Round Robin is fully supported, but Path Restore is not currently integrated for VNX LUNs. If an SP path becomes unavailable, due to an SP reboot or NDU for example, the LUN trespasses to the peer SP. The LUN does not trespass back when the SP becomes available again. This is why EMC recommends VMW_PSP_FIXED. If the path is set to Round Robin, monitor the LUN trespass occurrences through Unisphere. EMC also provides scripted tools to integrate vSphere with VNX, and posts them to the Everything VMware page on the EMC Community website. One such PowerShell script provides an automated method to detect and restore the trespassed LUNs.

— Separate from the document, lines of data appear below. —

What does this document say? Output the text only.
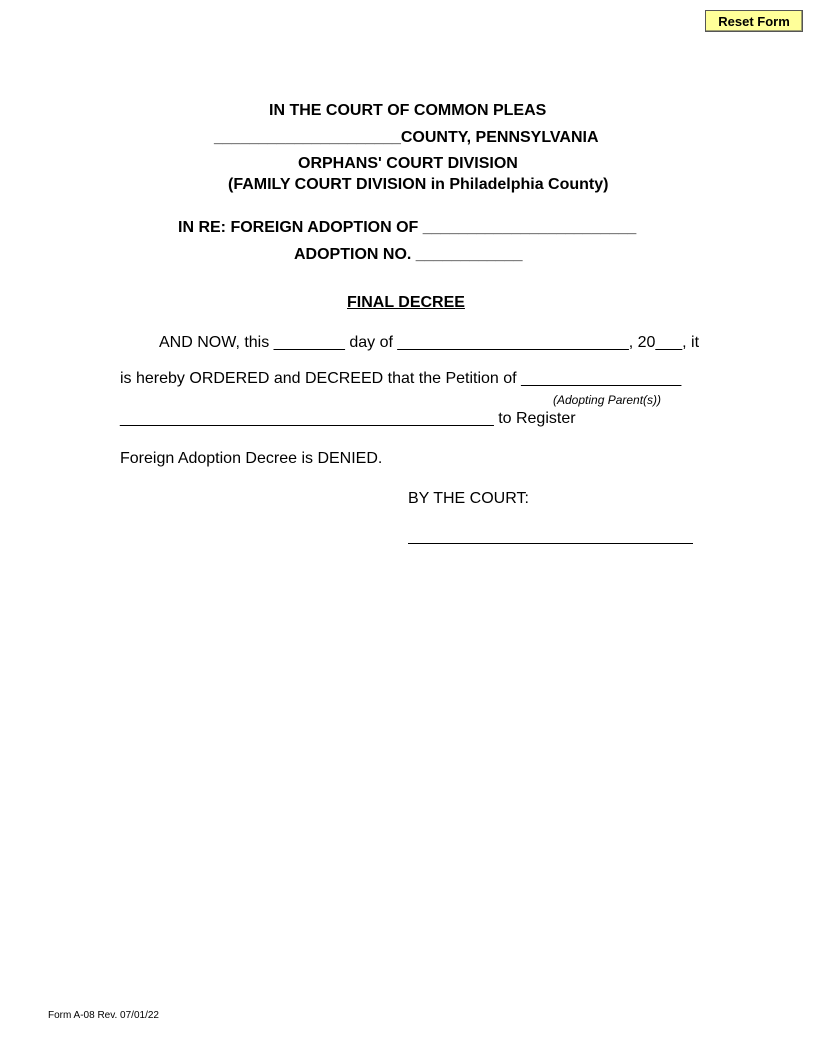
Reset Form
IN THE COURT OF COMMON PLEAS
_____________________COUNTY, PENNSYLVANIA
ORPHANS' COURT DIVISION
(FAMILY COURT DIVISION in Philadelphia County)
IN RE: FOREIGN ADOPTION OF ________________________
ADOPTION NO. ____________
FINAL DECREE
AND NOW, this ________ day of __________________________, 20___, it
is hereby ORDERED and DECREED that the Petition of __________________
(Adopting Parent(s))
__________________________________________ to Register
Foreign Adoption Decree is DENIED.
BY THE COURT:
Form A-08 Rev. 07/01/22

After confirming that the setup is okay, checking out the logs, I saw the following:

Aug 15 06:07:13 vobd: Aug 15 06:07:13.285: 171974745962us:  Lost connectivity to storage device naa.60060xxx. Path vmhba39:C0:T0:L0 is down. Affected datastores: "VMFS_Volume01"..
Aug 15 06:07:13 vobd: Aug 15 06:07:13.285: 171971079169us: [vob.scsi.scsipath.pathstate.dead] scsiPath vmhba39:C0:T0:L1 changed state from on.
Aug 15 06:07:13 vmkernel: 1:23:46:11.079 cpu23:4257)vmw_psp_fixed_ap: psp_fixed_apSelectPathToActivateInt: Changing active path from vmhba39:C0:T0:L1 to vmhba39:C0:T4:L1 for device "naa.60060xxxx".
Aug 15 06:07:13 vmkernel: 1:23:46:11.079 cpu23:4257)VMW_SATP_ALUA: satp_alua_activatePaths: Activation disallowed due to follow-over.
Aug 15 06:07:13 vobd: Aug 15 06:07:13.286: 171974746430us:  Lost path redundancy to storage device naa.6006xxx. Path vmhba39:C0:T0:L1 is down. Affected datastores: "VMFS_Volume02"..
Aug 15 06:07:13 vmkernel: 1:23:46:11.099 cpu13:882014)WARNING: NMP: nmp_IssueCommandToDevice: I/O could not be issued to device "naa.6006xxx" due to Not found
Aug 15 06:07:13 vmkernel: 1:23:46:11.099 cpu13:882014)WARNING: NMP: nmp_DeviceRetryCommand: Device "naa.60060160xxxxx": awaiting fast path state update for failover with I/O blocked. No prior reservation exists on the device.
Aug 15 06:07:13 vmkernel: 1:23:46:11.099 cpu13:882014)WARNING: NMP: nmp_DeviceStartLoop: NMP Device "naa.6006016xxxx" is blocked. Not starting I/O from device.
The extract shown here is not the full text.